More than a decade ago, the then-boyfriend of one of my nieces went to the business program at Western Ontario. My niece originally went to McGill, but transferred to Western a year later, in its pre-health-profession program. Anyway, for what it’s worth:
– The boyfriend loved the business program at Western. He wound up staying an extra year and getting an MBA. He was an ambitious kid from a poor family in Toronto, and it got him exactly where he wanted to go, a good career-track job at a multinational corporation. He was a smart kid, and felt challenged (but not too challenged) and stimulated by the business curriculum. I had the impression the undergraduate program was very broad, not particularly focused on sub-areas. But that sort of thing could have changed a lot in the last 10-15 years. (And anyway my niece broke up with him during his MBA year.)
– There were a bunch of reasons why my niece left McGill. There was the boyfriend at Western, and a very lucrative part-time job in Toronto. But she didn’t like McGill at all, found it very bureaucratic, large classes, difficult to make connections. Her best friend, a really intelligent, scholarly young woman, also transferred out of McGill for those reasons alone, no boyfriend or job noise in her decision. (My daughter’s BFF, on the other hand, also went to McGill in a humanities honors program a few years later, and had none of those problems except for the bureaucracy.) Western, although it has about the same number of students as McGill, felt much friendlier, and far more user-friendly.
– Economics is not the same as business. Sure, business uses economic analysis as a tool, some areas a lot more than others. But an economics student is going to spend a lot of time on theoretical issues that have little or no business application, and a business student is going to spend extensive time on subjects like marketing and management that economists barely address. Lots of people use economics as a substitute business degree at colleges that do not offer business degrees, but it’s a very imperfect fit.
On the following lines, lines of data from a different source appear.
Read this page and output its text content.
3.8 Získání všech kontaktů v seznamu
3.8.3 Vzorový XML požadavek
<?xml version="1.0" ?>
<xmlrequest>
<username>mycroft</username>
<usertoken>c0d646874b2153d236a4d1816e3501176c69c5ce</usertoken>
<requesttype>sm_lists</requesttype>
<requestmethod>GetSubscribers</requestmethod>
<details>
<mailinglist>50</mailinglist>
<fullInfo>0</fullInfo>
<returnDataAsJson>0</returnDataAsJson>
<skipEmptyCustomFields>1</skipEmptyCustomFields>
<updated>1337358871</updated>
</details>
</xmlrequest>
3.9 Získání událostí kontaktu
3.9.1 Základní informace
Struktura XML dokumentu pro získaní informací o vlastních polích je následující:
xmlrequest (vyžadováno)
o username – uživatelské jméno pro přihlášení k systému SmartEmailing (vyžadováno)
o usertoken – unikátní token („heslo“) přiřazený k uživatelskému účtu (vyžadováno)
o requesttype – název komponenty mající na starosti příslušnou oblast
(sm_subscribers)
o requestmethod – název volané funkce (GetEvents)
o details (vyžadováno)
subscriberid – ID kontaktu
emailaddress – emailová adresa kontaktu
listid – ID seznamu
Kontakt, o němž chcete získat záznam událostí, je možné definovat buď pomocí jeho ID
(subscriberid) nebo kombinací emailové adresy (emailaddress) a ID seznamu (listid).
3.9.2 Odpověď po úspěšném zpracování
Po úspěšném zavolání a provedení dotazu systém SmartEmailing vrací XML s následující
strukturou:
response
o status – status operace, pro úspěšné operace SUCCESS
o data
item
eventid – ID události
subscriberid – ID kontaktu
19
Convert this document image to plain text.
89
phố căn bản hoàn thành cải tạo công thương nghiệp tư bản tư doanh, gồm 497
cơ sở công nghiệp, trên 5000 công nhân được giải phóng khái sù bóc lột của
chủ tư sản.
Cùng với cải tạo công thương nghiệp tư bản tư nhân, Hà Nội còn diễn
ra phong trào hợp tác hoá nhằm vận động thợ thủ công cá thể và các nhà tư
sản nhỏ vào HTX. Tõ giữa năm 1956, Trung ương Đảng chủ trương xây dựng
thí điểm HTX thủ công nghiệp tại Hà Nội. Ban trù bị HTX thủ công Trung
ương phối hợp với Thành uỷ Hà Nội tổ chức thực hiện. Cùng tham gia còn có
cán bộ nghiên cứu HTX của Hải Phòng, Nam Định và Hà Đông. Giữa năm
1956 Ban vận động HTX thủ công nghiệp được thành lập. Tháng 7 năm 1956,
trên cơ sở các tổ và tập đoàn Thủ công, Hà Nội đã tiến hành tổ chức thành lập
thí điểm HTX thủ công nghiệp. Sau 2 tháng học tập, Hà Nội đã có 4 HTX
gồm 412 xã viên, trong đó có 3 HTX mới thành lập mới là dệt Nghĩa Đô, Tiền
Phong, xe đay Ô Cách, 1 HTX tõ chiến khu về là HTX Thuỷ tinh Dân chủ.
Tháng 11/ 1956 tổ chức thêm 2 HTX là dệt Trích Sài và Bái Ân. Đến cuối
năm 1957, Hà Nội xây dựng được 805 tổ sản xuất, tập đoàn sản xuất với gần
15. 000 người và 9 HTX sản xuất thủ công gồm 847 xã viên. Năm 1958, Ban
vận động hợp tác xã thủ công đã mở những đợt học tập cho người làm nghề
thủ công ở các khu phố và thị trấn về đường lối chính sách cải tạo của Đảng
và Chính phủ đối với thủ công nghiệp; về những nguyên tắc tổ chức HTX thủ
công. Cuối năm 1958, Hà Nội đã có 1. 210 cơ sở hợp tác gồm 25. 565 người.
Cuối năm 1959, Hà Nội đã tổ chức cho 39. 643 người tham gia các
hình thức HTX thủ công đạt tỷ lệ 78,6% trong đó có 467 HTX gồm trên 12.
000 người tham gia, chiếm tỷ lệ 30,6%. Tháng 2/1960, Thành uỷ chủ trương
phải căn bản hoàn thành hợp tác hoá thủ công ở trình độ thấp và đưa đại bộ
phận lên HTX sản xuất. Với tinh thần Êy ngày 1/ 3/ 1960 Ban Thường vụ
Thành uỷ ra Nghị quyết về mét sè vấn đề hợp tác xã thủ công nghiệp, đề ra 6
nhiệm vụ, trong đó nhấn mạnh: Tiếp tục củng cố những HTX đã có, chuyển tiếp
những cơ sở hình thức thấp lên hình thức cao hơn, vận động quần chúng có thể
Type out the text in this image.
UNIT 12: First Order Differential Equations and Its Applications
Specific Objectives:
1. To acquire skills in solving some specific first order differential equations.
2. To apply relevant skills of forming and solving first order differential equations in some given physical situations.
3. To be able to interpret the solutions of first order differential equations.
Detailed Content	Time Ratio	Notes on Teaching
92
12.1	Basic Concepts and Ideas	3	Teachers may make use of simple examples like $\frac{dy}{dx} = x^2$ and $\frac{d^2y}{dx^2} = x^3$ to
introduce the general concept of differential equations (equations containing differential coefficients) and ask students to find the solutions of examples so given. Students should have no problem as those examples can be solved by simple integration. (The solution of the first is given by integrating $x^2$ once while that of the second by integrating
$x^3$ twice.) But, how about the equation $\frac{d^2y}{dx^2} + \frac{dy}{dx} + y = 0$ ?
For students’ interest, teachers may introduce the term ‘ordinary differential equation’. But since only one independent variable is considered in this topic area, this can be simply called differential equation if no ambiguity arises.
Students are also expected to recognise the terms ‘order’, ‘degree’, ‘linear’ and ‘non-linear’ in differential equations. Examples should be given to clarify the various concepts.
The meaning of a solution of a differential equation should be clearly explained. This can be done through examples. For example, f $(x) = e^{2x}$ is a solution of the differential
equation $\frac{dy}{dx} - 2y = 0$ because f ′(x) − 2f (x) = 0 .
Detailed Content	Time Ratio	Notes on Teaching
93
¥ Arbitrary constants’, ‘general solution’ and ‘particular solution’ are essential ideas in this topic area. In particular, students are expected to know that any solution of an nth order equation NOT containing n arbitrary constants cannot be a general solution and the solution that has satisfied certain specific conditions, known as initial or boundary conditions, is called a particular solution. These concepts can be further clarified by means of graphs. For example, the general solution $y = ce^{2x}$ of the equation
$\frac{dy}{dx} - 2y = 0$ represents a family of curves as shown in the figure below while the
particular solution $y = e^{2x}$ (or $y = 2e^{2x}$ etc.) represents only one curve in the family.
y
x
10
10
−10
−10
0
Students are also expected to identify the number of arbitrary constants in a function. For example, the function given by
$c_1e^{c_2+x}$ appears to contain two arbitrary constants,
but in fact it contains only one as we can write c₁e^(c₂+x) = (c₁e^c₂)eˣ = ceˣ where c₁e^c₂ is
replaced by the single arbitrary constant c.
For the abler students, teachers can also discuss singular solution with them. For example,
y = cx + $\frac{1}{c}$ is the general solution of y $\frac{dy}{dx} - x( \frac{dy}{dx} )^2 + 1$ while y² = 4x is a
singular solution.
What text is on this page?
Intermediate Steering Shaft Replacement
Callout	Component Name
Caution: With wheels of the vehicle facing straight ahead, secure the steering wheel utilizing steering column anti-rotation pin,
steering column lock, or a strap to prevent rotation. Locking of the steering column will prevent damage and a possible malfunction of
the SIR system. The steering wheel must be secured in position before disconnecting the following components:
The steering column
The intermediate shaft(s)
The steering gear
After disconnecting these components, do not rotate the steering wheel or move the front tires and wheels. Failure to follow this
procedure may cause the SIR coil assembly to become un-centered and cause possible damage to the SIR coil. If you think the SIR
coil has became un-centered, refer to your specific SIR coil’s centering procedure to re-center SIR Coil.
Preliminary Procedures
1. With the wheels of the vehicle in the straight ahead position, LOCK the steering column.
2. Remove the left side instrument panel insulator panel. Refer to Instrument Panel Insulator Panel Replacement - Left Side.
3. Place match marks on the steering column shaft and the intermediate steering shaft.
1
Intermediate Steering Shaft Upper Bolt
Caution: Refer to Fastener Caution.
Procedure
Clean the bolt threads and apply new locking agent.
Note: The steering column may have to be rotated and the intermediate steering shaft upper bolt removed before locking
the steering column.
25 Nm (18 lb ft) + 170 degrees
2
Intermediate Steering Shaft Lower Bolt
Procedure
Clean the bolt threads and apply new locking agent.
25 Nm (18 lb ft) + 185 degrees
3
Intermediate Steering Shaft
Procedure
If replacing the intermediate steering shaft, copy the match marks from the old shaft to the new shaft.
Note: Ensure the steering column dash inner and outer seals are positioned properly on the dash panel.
Personally, I believe a smart student should concentrate on an academic subject (like economics) as an undergraduate, not a semi-professional, career-oriented program that represents a mishmash of academic areas that are never explored in depth (like business). I also think smart undergraduates benefit from being around the faculty and graduate students of a world-class research university (like McGill). But if you don’t agree with me, Western is a really good option.